O deputado estadual Delegado Camargo elevou o tom das críticas contra os embargos ambientais e os estudos para criação de novas áreas indígenas em Rondônia, classificando a situação como uma ameaça direta a milhares de produtores rurais que, segundo ele, estão sendo tratados como infratores antes mesmo de terem garantido o pleno direito de defesa. Para o parlamentar, famílias que construíram suas propriedades ao longo de décadas estão se tornando vítimas de decisões burocráticas que ignoram a realidade do campo e colocam em risco o patrimônio, a produção e o futuro de quem vive da terra.

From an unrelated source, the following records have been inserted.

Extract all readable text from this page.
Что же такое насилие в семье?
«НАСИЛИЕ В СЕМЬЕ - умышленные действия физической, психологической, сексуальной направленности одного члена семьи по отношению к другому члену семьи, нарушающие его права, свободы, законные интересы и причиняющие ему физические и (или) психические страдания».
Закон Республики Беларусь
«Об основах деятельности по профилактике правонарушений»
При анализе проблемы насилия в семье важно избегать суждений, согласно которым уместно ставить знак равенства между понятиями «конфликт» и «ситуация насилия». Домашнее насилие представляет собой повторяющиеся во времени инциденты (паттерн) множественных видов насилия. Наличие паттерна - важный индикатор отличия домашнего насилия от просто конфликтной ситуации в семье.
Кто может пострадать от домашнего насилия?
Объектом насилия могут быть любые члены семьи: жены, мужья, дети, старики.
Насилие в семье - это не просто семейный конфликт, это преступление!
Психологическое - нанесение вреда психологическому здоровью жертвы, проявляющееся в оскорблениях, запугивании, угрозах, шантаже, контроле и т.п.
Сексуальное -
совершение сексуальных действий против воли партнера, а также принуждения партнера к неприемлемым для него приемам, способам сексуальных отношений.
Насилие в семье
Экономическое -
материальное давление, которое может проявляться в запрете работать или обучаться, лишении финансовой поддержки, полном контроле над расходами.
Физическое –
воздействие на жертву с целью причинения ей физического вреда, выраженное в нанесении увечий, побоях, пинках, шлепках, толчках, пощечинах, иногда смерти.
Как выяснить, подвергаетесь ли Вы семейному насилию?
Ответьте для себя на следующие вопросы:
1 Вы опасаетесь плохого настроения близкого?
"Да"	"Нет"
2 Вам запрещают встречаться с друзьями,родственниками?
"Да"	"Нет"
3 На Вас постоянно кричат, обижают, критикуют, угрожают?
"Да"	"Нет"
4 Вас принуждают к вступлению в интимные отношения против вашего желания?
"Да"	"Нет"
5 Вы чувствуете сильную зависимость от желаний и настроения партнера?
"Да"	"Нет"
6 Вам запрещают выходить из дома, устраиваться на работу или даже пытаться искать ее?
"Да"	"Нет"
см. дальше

Camargo afirma que os embargos ambientais vêm sufocando produtores que dependem da atividade rural para sobreviver. Na avaliação do deputado, muitos proprietários acabam atingidos por medidas severas sem receber orientação adequada ou sem a oportunidade de apresentar sua versão dos fatos, gerando prejuízos financeiros, insegurança jurídica e um sentimento de abandono por parte do poder público. Segundo ele, o resultado é a penalização de trabalhadores que produzem alimentos, geram empregos e sustentam a economia de dezenas de municípios rondonienses.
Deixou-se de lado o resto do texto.